Fannie Mae and AIG both struggling after federal takeover!
Firms report massive losses and cite shortcomings of
rescue.
WASHINGTON - November 11. 2008 -
Two months after the government began taking over ailing financial companies,
the two largest efforts have failed to go as planned, with the firms
complaining that federal officials set overly strict terms and took other
unhelpful rescue measures.
Fannie Mae yesterday reported a $29
billion loss for the three months that ended September 30 and warned that the
mission it was given by the government, to help revive the mortgage market,
could be compromised unless the Treasury Department takes new steps to support
the company. Fannie Mae chief executive Herbert M. Allison has approached the
Treasury about providing more help, but Treasury Secretary Henry M. Paulson Jr.
has demurred, according to three sources familiar with the discussions.
Meanwhile, insurance giant American
International Group reported a $24.5 billion quarterly loss yesterday as the
government agreed to offer it a more generous lifeline in the form of a new,
$152 billion loan on easier terms. The government extended an $85 billion loan
to AIG in September followed by $38 billion more in October, but the company
has been eating away at it at an accelerating pace.

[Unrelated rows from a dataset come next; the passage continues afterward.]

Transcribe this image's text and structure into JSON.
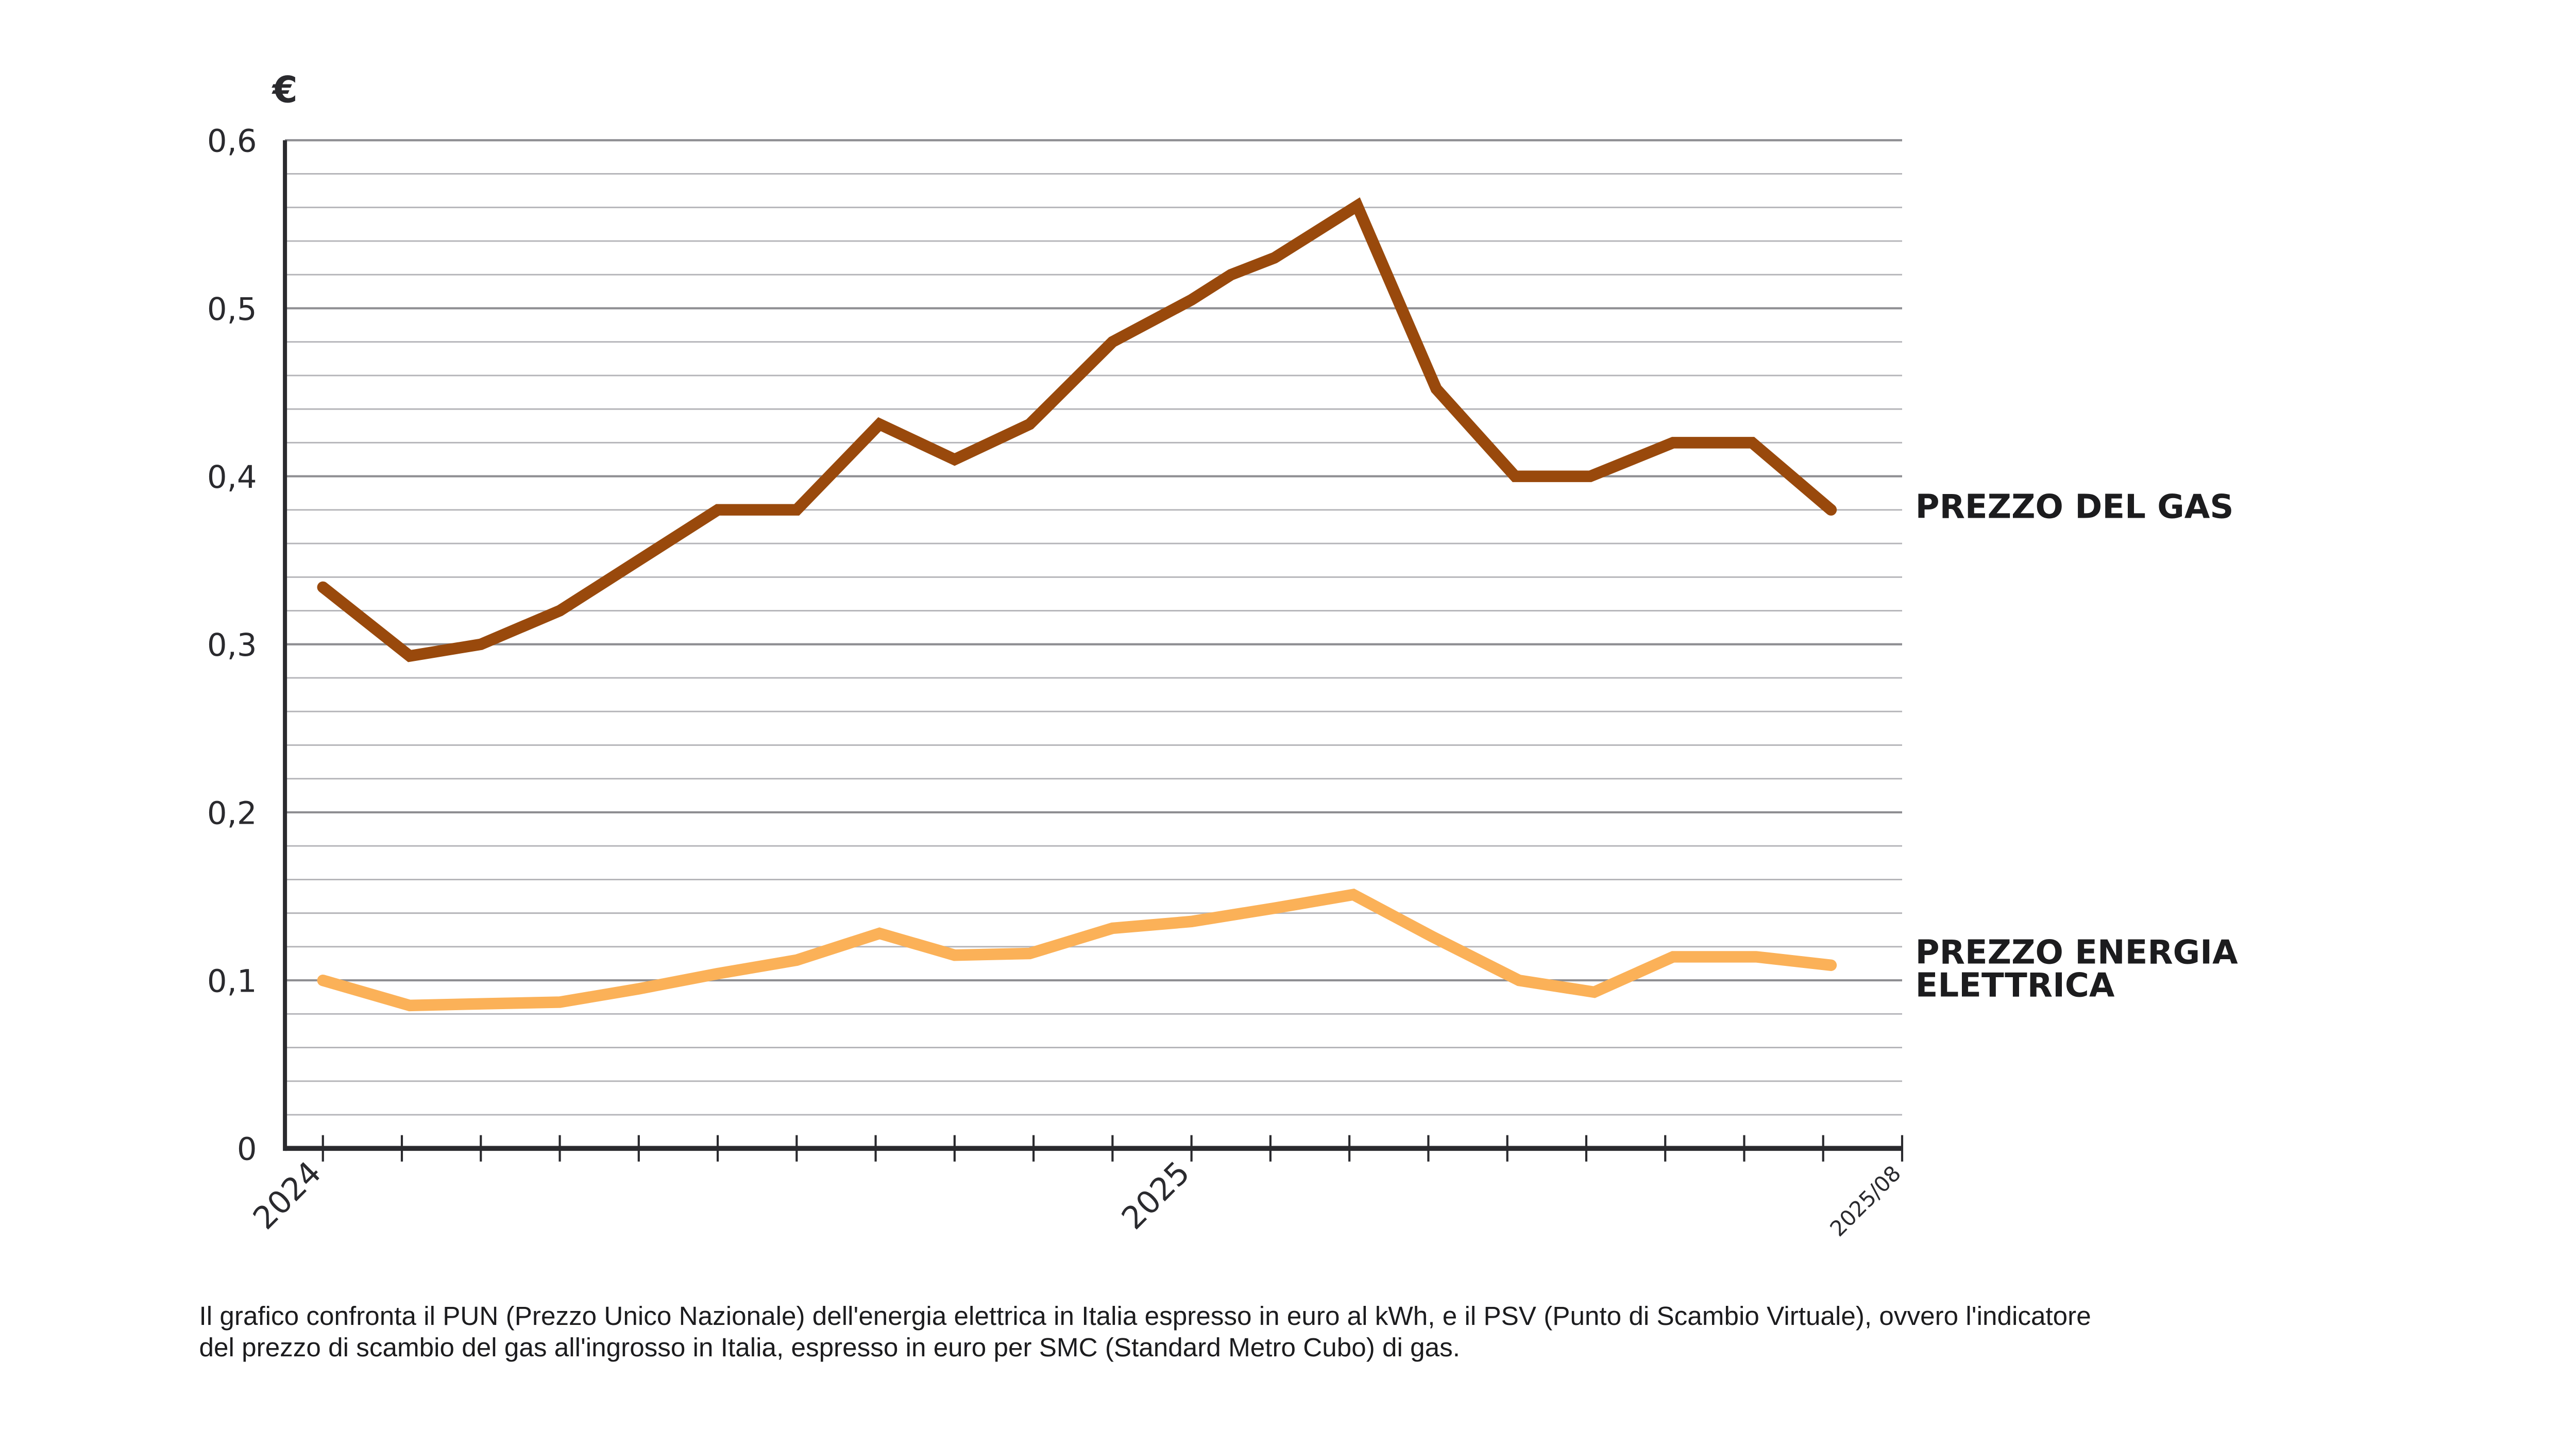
{
  "chart_data": {
    "type": "line",
    "title": "",
    "ylabel": "€",
    "xlabel": "",
    "ylim": [
      0,
      0.6
    ],
    "y_ticks": [
      "0",
      "0,1",
      "0,2",
      "0,3",
      "0,4",
      "0,5",
      "0,6"
    ],
    "y_tick_values": [
      0,
      0.1,
      0.2,
      0.3,
      0.4,
      0.5,
      0.6
    ],
    "minor_gridlines_per_major": 5,
    "grid": true,
    "x_tick_labels": [
      {
        "label": "2024",
        "index": 0
      },
      {
        "label": "2025",
        "index": 11
      },
      {
        "label": "2025/08",
        "index": 20
      }
    ],
    "x_tick_count": 21,
    "series": [
      {
        "name": "PREZZO DEL GAS",
        "color": "#99490c",
        "x": [
          0,
          1.1,
          2,
          3,
          4,
          5,
          6,
          7.05,
          8,
          8.95,
          10,
          11,
          11.5,
          12.05,
          13.1,
          14.1,
          15.1,
          16.05,
          17.1,
          18.1,
          19.1
        ],
        "values": [
          0.334,
          0.293,
          0.3,
          0.32,
          0.35,
          0.38,
          0.38,
          0.431,
          0.41,
          0.431,
          0.48,
          0.505,
          0.52,
          0.53,
          0.561,
          0.452,
          0.4,
          0.4,
          0.42,
          0.42,
          0.38
        ]
      },
      {
        "name": "PREZZO ENERGIA ELETTRICA",
        "color": "#fbb158",
        "x": [
          0,
          1.1,
          2,
          3,
          4,
          5,
          6,
          7.05,
          8,
          8.95,
          10,
          11,
          12.05,
          13.05,
          14.05,
          15.15,
          16.1,
          17.1,
          18.15,
          19.1
        ],
        "values": [
          0.1,
          0.085,
          0.086,
          0.087,
          0.095,
          0.104,
          0.112,
          0.128,
          0.115,
          0.116,
          0.131,
          0.135,
          0.143,
          0.151,
          0.126,
          0.1,
          0.093,
          0.114,
          0.114,
          0.109
        ]
      }
    ],
    "legend": "right-of-lines",
    "caption_lines": [
      "Il grafico confronta il PUN (Prezzo Unico Nazionale) dell'energia elettrica in Italia espresso in euro al kWh, e il PSV (Punto di Scambio Virtuale), ovvero l'indicatore",
      "del prezzo di scambio del gas all'ingrosso in Italia, espresso in euro per SMC (Standard Metro Cubo) di gas."
    ]
  },
  "labels": {
    "unit": "€",
    "gas_label": "PREZZO DEL GAS",
    "elec_label_line1": "PREZZO ENERGIA",
    "elec_label_line2": "ELETTRICA"
  }
}
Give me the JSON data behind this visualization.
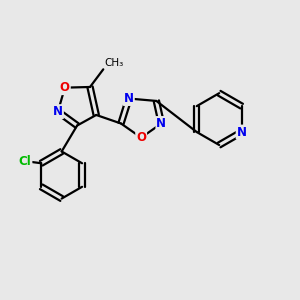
{
  "background_color": "#e8e8e8",
  "bond_color": "#000000",
  "atom_colors": {
    "N": "#0000ee",
    "O": "#ee0000",
    "Cl": "#00bb00",
    "C": "#000000"
  },
  "figsize": [
    3.0,
    3.0
  ],
  "dpi": 100
}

The struggles of these two largely nationalized
companies underscore the government's difficulty in intervening in private
markets in a way that both protects taxpayers and ensures that the rescue
efforts succeed. The government's experience in addressing the financial
troubles at Fannie Mae and AIG offers a cautionary tale at a time when
Washington is debating whether to extend the federal umbrella to Detroit
automakers and other beleaguered firms. Before September, it had been a generation
since the government took over a private company out of concern that its
failure could endanger the U.S. economy.